The number of mortgage approvals in August sank to its lowest in 21 months in the wake of the Brexit vote, and net lending to small businesses contracted for the first time since late 2015, statistics from the Bank of England today showed.
However, consumer borrowing continue to expand strongly, emphasising the ambiguity of the signals from the economy in the wake of the referendum vote.
Mortgage approvals slipped to 60,058 in August, the lowest since November 2014, which analysts said pointed to a slowdown in the housing market.
Net lending to small firms fell by £300m, breaking a run of seven months of growth.
Net bank lending to large firms was just £300m, which was seen by some analysts as a sign of an unwillingness to invest by firms in the wake of the Brexit vote.
But consumer credit – including credit cards and other unsecured loans – rose by £1.6bn, taking the annual growth rate back up to 10.3 per cent, the joint highest since October 2005.
Lowest since November 2014...
There was a £400m increase in credit card borrowing and £1.2bn in other loans.
The latest consumer confidence index reading from the European Commission’s regular survey released today suggests that trend is likely to continue.
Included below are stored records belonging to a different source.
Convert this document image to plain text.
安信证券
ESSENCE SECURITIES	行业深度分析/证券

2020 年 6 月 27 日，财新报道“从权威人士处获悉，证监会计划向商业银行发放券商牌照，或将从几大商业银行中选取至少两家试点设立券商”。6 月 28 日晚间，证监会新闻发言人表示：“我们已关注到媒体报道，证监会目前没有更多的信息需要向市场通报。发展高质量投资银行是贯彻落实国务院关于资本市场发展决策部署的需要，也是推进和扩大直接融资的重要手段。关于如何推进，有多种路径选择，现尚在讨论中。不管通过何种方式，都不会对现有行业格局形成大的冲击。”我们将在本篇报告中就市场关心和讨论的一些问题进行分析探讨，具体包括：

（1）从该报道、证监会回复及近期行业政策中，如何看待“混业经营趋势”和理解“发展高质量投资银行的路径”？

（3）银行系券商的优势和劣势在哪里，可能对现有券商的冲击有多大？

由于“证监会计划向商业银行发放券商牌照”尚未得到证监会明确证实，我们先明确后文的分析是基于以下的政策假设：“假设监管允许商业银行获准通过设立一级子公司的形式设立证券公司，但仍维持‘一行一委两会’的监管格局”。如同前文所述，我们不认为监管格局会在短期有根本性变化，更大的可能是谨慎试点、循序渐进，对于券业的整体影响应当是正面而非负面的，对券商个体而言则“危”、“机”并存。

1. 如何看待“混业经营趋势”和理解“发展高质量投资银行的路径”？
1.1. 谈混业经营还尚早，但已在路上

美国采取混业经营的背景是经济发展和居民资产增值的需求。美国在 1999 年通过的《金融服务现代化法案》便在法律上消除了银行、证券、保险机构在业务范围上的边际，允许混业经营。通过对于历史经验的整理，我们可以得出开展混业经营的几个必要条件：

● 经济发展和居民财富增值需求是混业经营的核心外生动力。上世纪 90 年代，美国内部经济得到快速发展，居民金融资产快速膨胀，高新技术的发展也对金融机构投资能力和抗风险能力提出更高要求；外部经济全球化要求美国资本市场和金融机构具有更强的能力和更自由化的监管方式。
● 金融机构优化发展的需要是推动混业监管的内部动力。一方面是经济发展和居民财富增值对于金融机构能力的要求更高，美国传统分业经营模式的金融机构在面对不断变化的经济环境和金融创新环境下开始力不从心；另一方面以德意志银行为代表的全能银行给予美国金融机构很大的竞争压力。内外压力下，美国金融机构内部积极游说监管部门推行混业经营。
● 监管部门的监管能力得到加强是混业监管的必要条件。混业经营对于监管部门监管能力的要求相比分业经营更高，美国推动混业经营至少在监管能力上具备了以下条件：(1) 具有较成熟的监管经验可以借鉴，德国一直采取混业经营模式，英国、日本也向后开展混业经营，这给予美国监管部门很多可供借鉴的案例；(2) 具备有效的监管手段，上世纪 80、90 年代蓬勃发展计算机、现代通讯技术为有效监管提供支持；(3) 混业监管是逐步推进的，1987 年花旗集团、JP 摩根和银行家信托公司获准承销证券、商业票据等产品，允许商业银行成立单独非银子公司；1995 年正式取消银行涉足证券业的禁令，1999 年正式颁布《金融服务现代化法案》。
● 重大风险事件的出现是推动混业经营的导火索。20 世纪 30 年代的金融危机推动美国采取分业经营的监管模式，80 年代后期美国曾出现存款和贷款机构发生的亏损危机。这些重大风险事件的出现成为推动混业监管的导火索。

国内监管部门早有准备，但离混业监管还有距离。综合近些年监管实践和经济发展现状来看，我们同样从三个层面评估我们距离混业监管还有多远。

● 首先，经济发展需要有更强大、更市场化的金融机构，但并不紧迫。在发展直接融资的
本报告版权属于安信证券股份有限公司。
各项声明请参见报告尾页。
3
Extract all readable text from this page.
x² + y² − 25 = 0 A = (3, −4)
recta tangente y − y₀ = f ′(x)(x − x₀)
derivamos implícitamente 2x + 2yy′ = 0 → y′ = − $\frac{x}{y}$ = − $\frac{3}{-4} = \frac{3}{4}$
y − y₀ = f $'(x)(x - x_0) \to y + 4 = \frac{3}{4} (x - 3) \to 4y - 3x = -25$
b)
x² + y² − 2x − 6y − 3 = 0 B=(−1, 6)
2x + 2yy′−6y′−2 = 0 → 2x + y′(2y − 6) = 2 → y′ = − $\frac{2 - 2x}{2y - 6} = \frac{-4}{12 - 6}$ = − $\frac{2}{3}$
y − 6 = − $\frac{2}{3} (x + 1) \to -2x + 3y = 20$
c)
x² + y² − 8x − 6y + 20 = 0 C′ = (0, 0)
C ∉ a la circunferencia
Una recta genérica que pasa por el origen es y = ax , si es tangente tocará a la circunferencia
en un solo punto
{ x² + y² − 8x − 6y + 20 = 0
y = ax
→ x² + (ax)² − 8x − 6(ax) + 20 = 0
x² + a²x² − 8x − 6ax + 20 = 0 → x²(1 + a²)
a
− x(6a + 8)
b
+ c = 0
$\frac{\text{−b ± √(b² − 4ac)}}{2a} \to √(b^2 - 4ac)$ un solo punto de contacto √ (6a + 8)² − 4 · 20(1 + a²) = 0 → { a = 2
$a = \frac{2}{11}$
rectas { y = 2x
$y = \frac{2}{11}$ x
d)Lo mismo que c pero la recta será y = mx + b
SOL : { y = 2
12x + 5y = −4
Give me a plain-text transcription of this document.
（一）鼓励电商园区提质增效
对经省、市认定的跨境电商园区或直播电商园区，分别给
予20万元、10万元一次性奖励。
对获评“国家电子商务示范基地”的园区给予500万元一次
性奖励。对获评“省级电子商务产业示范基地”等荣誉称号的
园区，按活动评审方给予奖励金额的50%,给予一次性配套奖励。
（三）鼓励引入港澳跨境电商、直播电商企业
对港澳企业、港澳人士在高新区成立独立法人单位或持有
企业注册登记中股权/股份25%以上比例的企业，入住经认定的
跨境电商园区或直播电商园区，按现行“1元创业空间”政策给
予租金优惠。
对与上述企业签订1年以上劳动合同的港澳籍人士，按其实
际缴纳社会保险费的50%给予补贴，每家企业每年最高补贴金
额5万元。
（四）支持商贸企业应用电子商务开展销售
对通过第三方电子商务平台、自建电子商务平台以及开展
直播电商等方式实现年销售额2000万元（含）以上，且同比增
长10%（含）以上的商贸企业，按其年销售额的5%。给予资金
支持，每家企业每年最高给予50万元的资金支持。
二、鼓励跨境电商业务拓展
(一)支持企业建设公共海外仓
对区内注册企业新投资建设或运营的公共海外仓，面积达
The index rose to -1.7 in September, up from -7.5 in August, taking it almost back up to pre-referendum levels
But strongest since 2005...
“Consumers were clearly prepared to continue borrowing and spending in August, and it is notable that confidence has recovered markedly after slumping in July in the immediate aftermath of the Brexit vote,” said Howard Archer of IHS Global Insight.
But Andrew Wishart of Capital Economics said the housing market looked vulnerable.
“While confidence is stabilising, it is unlikely to stage a sharp recovery as buyers will remain cautious until the post Brexit landscape becomes clearer,” he said.
Some analysts had pointed to a £66bn surge in the money supply (the aggregate sums held in easy access banks accounts by businesses and households) between May and July in the wake of the referendum as a sign of an imminent jump in spending that would boost GDP growth.
But the money supply rose just £2.9bn in August, taking the three-month annualised growth rate sharply down from 14.7 per cent in July to 10.9 per cent in August.
A sustained surge in the money supply might have helped to put the Bank of England off from cutting interest rate rates again next month.